Orthopedic apparati of various kinds have been invented and are in use in Cuba as well as exported to other countries.
(10) The high quality of Cuban health care along with the breakthroughs in the treatment and prevention of various kinds of illness has led to a new international role for Cuban medicine. Three main types of international contributions are made: (a) The development of international emergency health care. For example, the treatment in Cuba of hundreds of children who were victims of the Chernobyl disaster. (b) The creation of what is called Health Care Tourism, the treatment of patients who come from countries all over the world to receive quality and new method therapeutic or prophylactic care at very inexpensive fees. (c) The sending of Cuban physicians to other countries to help establish a better health care system. For many years Cuban doctors have been going to Third World countries which have needed their assistance desperately. More recently, the industrialized nations have been calling for Cuban advice and assistance. During the most recent visit (October 1992) of Dr. Dale and wife, Hendrina Ophey, Ms. Ophey met with a group of medical administrators from the Netherlands since she is originally from Holland which has one of the best health care systems in Europe. They had come to Cuba to request that several Cuban physicians come to Holland for one or more years to help improve their health care.

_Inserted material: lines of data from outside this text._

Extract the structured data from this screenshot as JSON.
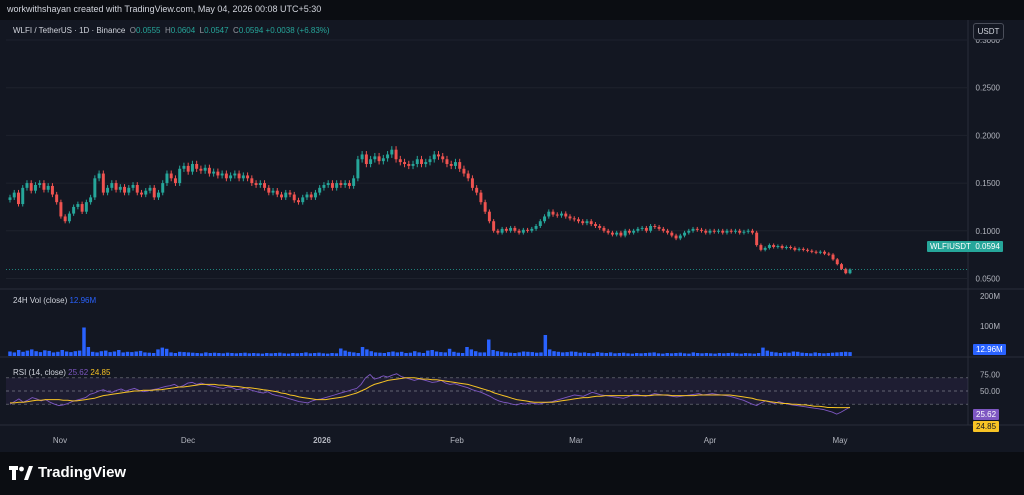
{
  "header": {
    "attribution": "workwithshayan created with TradingView.com, May 04, 2026 00:08 UTC+5:30"
  },
  "legend": {
    "symbol": "WLFI / TetherUS · 1D · Binance",
    "o_label": "O",
    "o_value": "0.0555",
    "h_label": "H",
    "h_value": "0.0604",
    "l_label": "L",
    "l_value": "0.0547",
    "c_label": "C",
    "c_value": "0.0594",
    "change": "+0.0038 (+6.83%)"
  },
  "currency_button": "USDT",
  "volume_legend": {
    "label": "24H Vol (close)",
    "value": "12.96M"
  },
  "rsi_legend": {
    "label": "RSI (14, close)",
    "rsi_value": "25.62",
    "ma_value": "24.85"
  },
  "badges": {
    "symbol": "WLFIUSDT",
    "price": "0.0594",
    "volume": "12.96M",
    "rsi": "25.62",
    "rsi_ma": "24.85"
  },
  "footer": {
    "brand": "TradingView"
  },
  "colors": {
    "up": "#26a69a",
    "down": "#ef5350",
    "volume_bar": "#2962ff",
    "rsi_line": "#7e57c2",
    "rsi_ma": "#f7c325",
    "background": "#131722"
  },
  "chart_data": [
    {
      "type": "candlestick",
      "title": "",
      "y_ticks": [
        "0.3000",
        "0.2500",
        "0.2000",
        "0.1500",
        "0.1000",
        "0.0500"
      ],
      "ylim": [
        0.04,
        0.3
      ],
      "x_ticks": [
        "Nov",
        "Dec",
        "2026",
        "Feb",
        "Mar",
        "Apr",
        "May"
      ],
      "close_series": [
        0.135,
        0.14,
        0.128,
        0.145,
        0.15,
        0.142,
        0.148,
        0.15,
        0.143,
        0.147,
        0.138,
        0.13,
        0.115,
        0.11,
        0.118,
        0.125,
        0.128,
        0.12,
        0.13,
        0.135,
        0.155,
        0.16,
        0.14,
        0.145,
        0.15,
        0.143,
        0.146,
        0.14,
        0.145,
        0.148,
        0.14,
        0.138,
        0.142,
        0.145,
        0.135,
        0.14,
        0.15,
        0.16,
        0.155,
        0.15,
        0.165,
        0.168,
        0.162,
        0.17,
        0.165,
        0.163,
        0.166,
        0.16,
        0.162,
        0.158,
        0.16,
        0.155,
        0.158,
        0.16,
        0.155,
        0.158,
        0.155,
        0.15,
        0.148,
        0.15,
        0.145,
        0.14,
        0.142,
        0.138,
        0.135,
        0.14,
        0.138,
        0.132,
        0.13,
        0.135,
        0.138,
        0.135,
        0.14,
        0.145,
        0.148,
        0.15,
        0.145,
        0.15,
        0.148,
        0.15,
        0.147,
        0.155,
        0.175,
        0.18,
        0.17,
        0.175,
        0.178,
        0.173,
        0.176,
        0.18,
        0.185,
        0.175,
        0.172,
        0.17,
        0.168,
        0.17,
        0.175,
        0.17,
        0.172,
        0.175,
        0.18,
        0.178,
        0.175,
        0.17,
        0.168,
        0.172,
        0.165,
        0.16,
        0.155,
        0.145,
        0.14,
        0.13,
        0.12,
        0.11,
        0.1,
        0.098,
        0.102,
        0.1,
        0.103,
        0.1,
        0.098,
        0.101,
        0.1,
        0.102,
        0.105,
        0.11,
        0.115,
        0.12,
        0.117,
        0.116,
        0.118,
        0.115,
        0.113,
        0.112,
        0.11,
        0.108,
        0.11,
        0.107,
        0.105,
        0.103,
        0.1,
        0.098,
        0.096,
        0.098,
        0.095,
        0.1,
        0.098,
        0.1,
        0.102,
        0.103,
        0.1,
        0.105,
        0.104,
        0.102,
        0.1,
        0.098,
        0.095,
        0.092,
        0.095,
        0.098,
        0.1,
        0.102,
        0.101,
        0.1,
        0.098,
        0.1,
        0.099,
        0.1,
        0.098,
        0.1,
        0.099,
        0.1,
        0.098,
        0.099,
        0.1,
        0.098,
        0.085,
        0.08,
        0.082,
        0.085,
        0.083,
        0.084,
        0.082,
        0.083,
        0.082,
        0.08,
        0.081,
        0.08,
        0.079,
        0.078,
        0.077,
        0.078,
        0.076,
        0.075,
        0.07,
        0.065,
        0.06,
        0.0555,
        0.0594
      ],
      "last_price": 0.0594,
      "series": [
        {
          "name": "WLFIUSDT",
          "values": "close_series"
        }
      ]
    },
    {
      "type": "bar",
      "title": "",
      "y_ticks": [
        "200M",
        "100M"
      ],
      "ylim": [
        0,
        220
      ],
      "unit": "M",
      "values": [
        15,
        12,
        20,
        14,
        18,
        22,
        16,
        13,
        19,
        17,
        12,
        14,
        20,
        15,
        13,
        16,
        18,
        95,
        30,
        14,
        12,
        16,
        18,
        13,
        15,
        20,
        12,
        14,
        13,
        15,
        17,
        12,
        11,
        10,
        22,
        28,
        24,
        12,
        10,
        14,
        13,
        12,
        11,
        10,
        9,
        12,
        10,
        11,
        10,
        9,
        11,
        10,
        9,
        10,
        11,
        9,
        10,
        9,
        8,
        10,
        9,
        10,
        11,
        9,
        8,
        10,
        9,
        10,
        12,
        9,
        10,
        11,
        9,
        8,
        10,
        9,
        25,
        18,
        14,
        12,
        10,
        30,
        22,
        16,
        12,
        11,
        10,
        13,
        15,
        12,
        14,
        10,
        11,
        16,
        12,
        10,
        18,
        20,
        15,
        13,
        12,
        24,
        14,
        11,
        10,
        30,
        22,
        16,
        12,
        12,
        55,
        20,
        16,
        14,
        12,
        11,
        10,
        12,
        15,
        14,
        13,
        11,
        12,
        70,
        22,
        16,
        14,
        12,
        13,
        15,
        14,
        11,
        12,
        10,
        9,
        13,
        11,
        10,
        12,
        9,
        10,
        11,
        9,
        8,
        10,
        9,
        10,
        11,
        12,
        9,
        8,
        10,
        9,
        10,
        11,
        9,
        8,
        12,
        10,
        9,
        10,
        9,
        8,
        10,
        9,
        10,
        11,
        9,
        8,
        10,
        9,
        8,
        10,
        28,
        18,
        14,
        12,
        10,
        12,
        11,
        15,
        14,
        11,
        10,
        9,
        12,
        10,
        9,
        10,
        11,
        12,
        13,
        14,
        12.96
      ],
      "last_value": "12.96M",
      "series": [
        {
          "name": "24H Vol (close)",
          "values": "values"
        }
      ]
    },
    {
      "type": "line",
      "title": "",
      "y_ticks": [
        "75.00",
        "50.00"
      ],
      "ylim": [
        0,
        100
      ],
      "bands": {
        "upper": 70,
        "middle": 50,
        "lower": 30
      },
      "series": [
        {
          "name": "RSI (14, close)",
          "values": [
            30,
            34,
            38,
            33,
            36,
            40,
            38,
            35,
            37,
            33,
            30,
            28,
            29,
            31,
            34,
            36,
            38,
            40,
            45,
            47,
            50,
            52,
            49,
            48,
            51,
            53,
            50,
            52,
            54,
            51,
            49,
            50,
            52,
            53,
            55,
            57,
            58,
            60,
            56,
            58,
            62,
            63,
            60,
            62,
            60,
            58,
            57,
            55,
            54,
            56,
            55,
            52,
            53,
            55,
            52,
            50,
            48,
            47,
            49,
            45,
            43,
            42,
            40,
            38,
            36,
            34,
            33,
            32,
            35,
            37,
            38,
            40,
            42,
            44,
            46,
            48,
            50,
            52,
            54,
            60,
            70,
            75,
            68,
            70,
            73,
            71,
            74,
            76,
            72,
            70,
            68,
            66,
            68,
            67,
            65,
            63,
            64,
            66,
            62,
            60,
            61,
            59,
            57,
            55,
            52,
            50,
            48,
            45,
            42,
            38,
            35,
            33,
            32,
            30,
            29,
            31,
            30,
            32,
            31,
            30,
            32,
            33,
            34,
            36,
            38,
            40,
            42,
            44,
            43,
            42,
            45,
            48,
            46,
            44,
            43,
            42,
            41,
            40,
            39,
            41,
            44,
            45,
            43,
            42,
            44,
            46,
            45,
            44,
            43,
            42,
            41,
            42,
            43,
            44,
            45,
            46,
            44,
            45,
            46,
            45,
            44,
            43,
            42,
            40,
            38,
            36,
            33,
            30,
            28,
            32,
            35,
            33,
            31,
            34,
            32,
            30,
            29,
            28,
            27,
            26,
            25,
            24,
            23,
            22,
            20,
            18,
            15,
            18,
            22,
            25.62
          ]
        },
        {
          "name": "MA",
          "values": [
            32,
            32,
            33,
            33,
            34,
            35,
            36,
            36,
            37,
            37,
            37,
            37,
            36,
            36,
            35,
            35,
            36,
            37,
            38,
            39,
            41,
            43,
            44,
            45,
            46,
            47,
            48,
            49,
            50,
            50,
            51,
            51,
            51,
            52,
            52,
            53,
            54,
            55,
            56,
            56,
            57,
            58,
            59,
            60,
            60,
            60,
            60,
            59,
            59,
            58,
            57,
            57,
            56,
            55,
            55,
            54,
            53,
            52,
            51,
            50,
            49,
            47,
            46,
            44,
            43,
            41,
            40,
            39,
            38,
            37,
            37,
            37,
            38,
            39,
            40,
            41,
            43,
            45,
            47,
            50,
            53,
            57,
            60,
            62,
            64,
            66,
            67,
            68,
            69,
            70,
            70,
            70,
            69,
            68,
            68,
            67,
            67,
            66,
            65,
            64,
            63,
            62,
            61,
            60,
            58,
            56,
            54,
            52,
            50,
            47,
            45,
            43,
            41,
            39,
            37,
            36,
            35,
            34,
            33,
            33,
            33,
            33,
            33,
            34,
            35,
            36,
            37,
            38,
            39,
            40,
            40,
            41,
            42,
            42,
            43,
            43,
            43,
            43,
            43,
            43,
            43,
            43,
            43,
            43,
            43,
            44,
            44,
            44,
            44,
            43,
            43,
            43,
            43,
            43,
            43,
            44,
            44,
            44,
            44,
            44,
            44,
            44,
            44,
            43,
            42,
            41,
            40,
            39,
            37,
            36,
            35,
            34,
            33,
            32,
            31,
            31,
            30,
            30,
            29,
            29,
            28,
            27,
            27,
            26,
            25,
            25,
            24.85,
            24.85,
            24.85,
            24.85
          ]
        }
      ],
      "rsi_last": 25.62,
      "ma_last": 24.85
    }
  ]
}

(11) There is a relative openness and lack of armoring among the Cuban people, including a great warmth in human relations, a sense of joy and sensuality, and a relative absence of the moral, sexual and racial hypocrisies in which we in the U.S. often seem to get stuck. In this respect it was refreshing to observe how free of sexual and racial prejudice Cuban medicine is. Women and people of color are prominent in every level, as students, clinicians, professors, administrators and as high officials in the Ministry of Health.
The recent election in the U.S. has focused considerable attention on the crisis in American medicine. Almost everyone agrees that radical change is necessary if American medicine is to survive and if Americans are to survive their medical system.
However, President-elect Bill Clinton projects only a modification of the system, simply extending insurance benefits to the millions of Americans who have none, and diminishing the astronomically growing costs. But there so far has been no national outcry that demands health care as a right and not a privilege, that takes all medicine and health out of the realm of profit and into the realm of public responsibility, that recreates an educational system, including medical education, that is motivated by self-actualization through service rather than personal profit, that prioritizes health care over sick care, and in effect that establishes our humanity rather than our selfishness as the foundation for health and life. Indeed, is this not the philosophical foundation of ancient Chinese medicine?
We live in a world of paradoxes. Cuba, a small country with a minuscule budget, has created a health care system that is the envy of patients in every country.
The U.S., a giant country, spends more than $800,000,000,000 a year on disease care, and makes medicine a privilege for the privileged, a potential economic disaster for the middle class, and an iatrogenic risk for any patient.
Cuba is nearer to Florida than any of the 49 other states of the U.S. Why can't we open the channels of friendship, communication and exchange? It seems that we now have the need as well as the opportunity.